A 500-tonne rocket travelling 1,000mph has exploded over the Atlantic Ocean as part of a SpaceX safety test.
The Falcon 9 rocket performed a rehearsal of a “rapid, unscheduled disassembly” shortly after taking off from the Complex 39A launch site at Kennedy Space Center in Florida on Sunday.
The successful In-flight Abort Test was designed to demonstrate the private space firm’s ability to carry astronauts to safety in the event of a catastrophic failure during its ascent.
Shortly before the explosion, a Crew Dragon capsule safely detached from the rocket and parachuted into the ocean.
No crew were onboard, though the test now paves the way for the first astronauts to be taken to the International Space Station (ISS) using a SpaceX spacecraft.
The explosion took place less than two minutes after the launch. Within 10 minutes, the Crew Dragon capsule splashed down around 32km off-shore.

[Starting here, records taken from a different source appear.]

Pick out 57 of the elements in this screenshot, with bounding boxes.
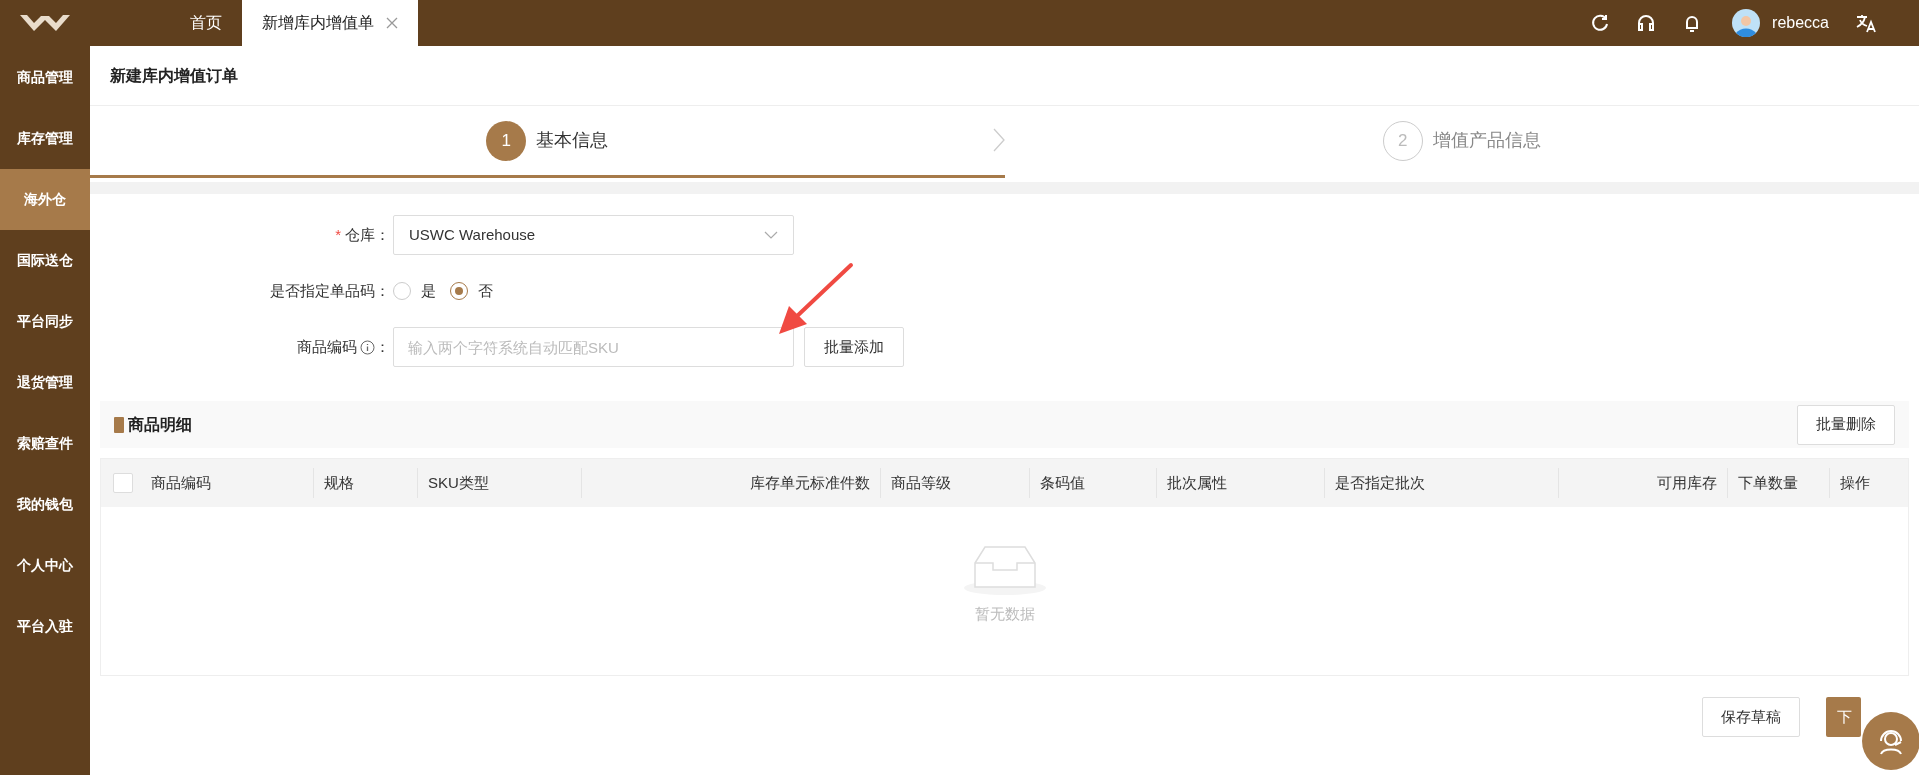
warehouse-select[interactable]: USWC Warehouse (393, 215, 794, 255)
page-tab[interactable]: 新增库内增值单 (242, 0, 418, 46)
column-header: 是否指定批次 (1335, 472, 1425, 493)
sidebar-item[interactable]: 索赔查件 (0, 413, 90, 474)
select-all-checkbox[interactable] (113, 473, 133, 493)
radio-label: 否 (478, 280, 493, 301)
sidebar-item[interactable]: 库存管理 (0, 108, 90, 169)
batch-delete-button[interactable]: 批量删除 (1797, 404, 1895, 445)
required-mark: * (335, 224, 341, 245)
chevron-right-icon (992, 128, 1005, 152)
sidebar-item[interactable]: 国际送仓 (0, 230, 90, 291)
sku-input-field[interactable]: 输入两个字符系统自动匹配SKU (393, 327, 794, 367)
close-icon[interactable] (386, 17, 398, 29)
radio-label: 是 (421, 280, 436, 301)
sidebar-item[interactable]: 平台同步 (0, 291, 90, 352)
sidebar-item[interactable]: 退货管理 (0, 352, 90, 413)
column-header: 条码值 (1040, 472, 1085, 493)
sidebar-item[interactable]: 商品管理 (0, 47, 90, 108)
label-colon: ： (375, 280, 390, 301)
field-label: 仓库 (345, 224, 375, 245)
label-colon: ： (375, 336, 390, 357)
support-chat-button[interactable] (1862, 712, 1919, 770)
book-icon (114, 416, 124, 433)
column-header: 可用库存 (1657, 472, 1717, 493)
chevron-down-icon (764, 231, 778, 239)
step-tab[interactable]: 1 基本信息 (90, 106, 1005, 178)
step-tab[interactable]: 2 增值产品信息 (1004, 106, 1919, 178)
user-name[interactable]: rebecca (1772, 11, 1829, 35)
column-header: SKU类型 (428, 472, 489, 493)
column-header: 操作 (1840, 472, 1870, 493)
sidebar-item[interactable]: 海外仓 (0, 169, 90, 230)
sidebar-item[interactable]: 我的钱包 (0, 474, 90, 535)
next-button[interactable]: 下 (1826, 697, 1861, 737)
column-header: 批次属性 (1167, 472, 1227, 493)
refresh-icon[interactable] (1590, 13, 1611, 33)
sidebar-item[interactable]: 个人中心 (0, 535, 90, 596)
page-title: 新建库内增值订单 (110, 65, 238, 86)
column-header: 规格 (324, 472, 354, 493)
logo-icon (19, 13, 71, 33)
column-header: 商品编码 (151, 472, 211, 493)
empty-box-icon (962, 543, 1047, 595)
batch-add-button[interactable]: 批量添加 (804, 327, 904, 367)
section-title: 商品明细 (128, 414, 192, 435)
label-colon: ： (375, 224, 390, 245)
avatar-icon[interactable] (1732, 9, 1761, 37)
column-header: 商品等级 (891, 472, 951, 493)
translate-icon[interactable] (1855, 12, 1877, 34)
column-header: 下单数量 (1738, 472, 1798, 493)
sidebar-item[interactable]: 平台入驻 (0, 596, 90, 657)
field-label: 商品编码 (297, 336, 357, 357)
save-draft-button[interactable]: 保存草稿 (1702, 697, 1800, 737)
page-tab[interactable]: 首页 (170, 0, 242, 46)
column-header: 库存单元标准件数 (750, 472, 870, 493)
empty-text: 暂无数据 (974, 604, 1035, 624)
headphones-icon[interactable] (1636, 13, 1657, 33)
info-icon[interactable] (360, 339, 375, 355)
field-label: 是否指定单品码 (270, 280, 375, 301)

SpaceX CEO Elon Musk described it as a “risky mission… pushing the envelope in so many ways”.
He added: “I’m super fired up this is great. I’m looking forward to the next steps.”
The first crewed launch could be as soon as April, he said.
SpaceX described its Crew Dragon spacecraft as “one of the safest human spaceflight systems ever built” and plans to take not only astronauts but also civilians into space over the next few years.
Mr Musk has previously stated that his eventual aim is to colonise Mars using SpaceX craft.